Rabbi Yaakov Zev Lev (1946-2018) in Me’at Tzari (to Gen. 24:22) clarifies that this does not mean that Onkelos disagreed with the commentaries above who understood that beka refers to half a shekel (as is explicit in Ex. 38:26). Rather, they were simply speaking a different language: When Onkelos wrote that a beka means a shekel, he used the word shekel in the Rabbinic Hebrew sense, which actually equaled half a shekel of Biblical Hebrew. But when Rashi, Rashbam, and Ibn Ezra wrote that beka refers to half a shekel, they used the word shekel in the Biblical Hebrew sense, which was double the shekel of Rabbinic Hebrew.
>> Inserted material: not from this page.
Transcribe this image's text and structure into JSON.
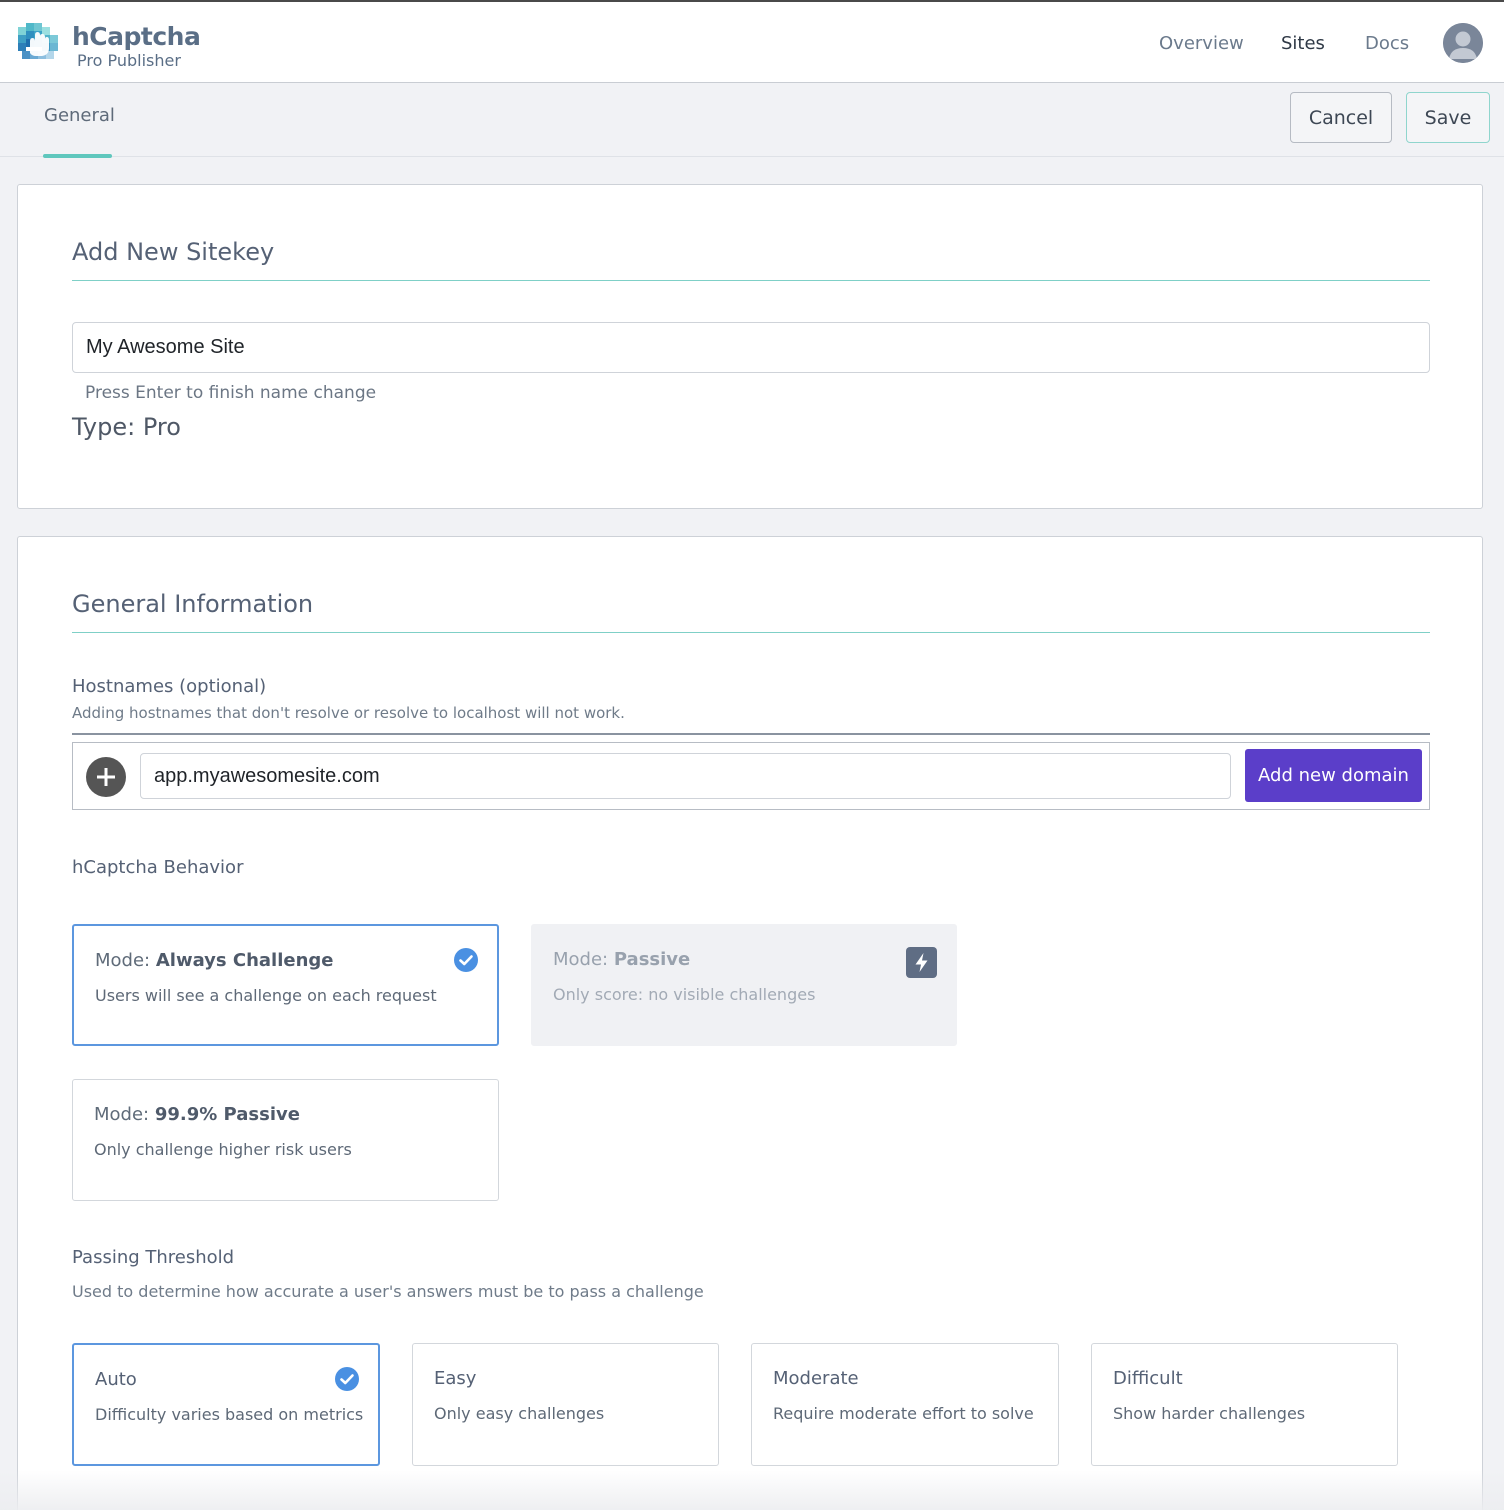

The Targum known as Targum Jonathan, in both locations renders the word beka as darkemon. It seems that this Targum used the word darkemon in a general sense of “coin,” even though the word darkemon elsewhere has a more specific meaning that does not actually line up with a beka. The word darkemon appears in the Bible four times (Ezra 2:69, Nech. 7:69-71) and is clearly the name of some sort of coin or currency. The similar word adarchon appears twice in the Bible (I Chron. 29:7, Ezra 8:27) and another similar word, darkon, appears once in the Mishna (Shekalim 2:1). The Modern Hebrew word darkon,“passport,” is derived from the classical Hebrew derech (“derech”), as it is documentation used to facilitate one’s travel on the “road.” It seems to be unrelated to the Mishnaic word darkon.

Scholars are unsure about which specific coins these words refer to, but they typically associate these terms with the Persian daric and/or Greek drachma. The name of this latter coin was adopted into Arabic as the dirham, which continues to exist today (and may somehow be related to the surname of Rabbi David Abudraham). Either way, Maimonides (in his commentary to Shekalim 2:1) states that one darkon was worth two selas, so it does not make much sense to identify a beka as actually referring to the darkemon coin, which is four times more valuable than a half-shekel. That is why I presumed that the Targum known as Jonathan used the word dakremon only in a general sense.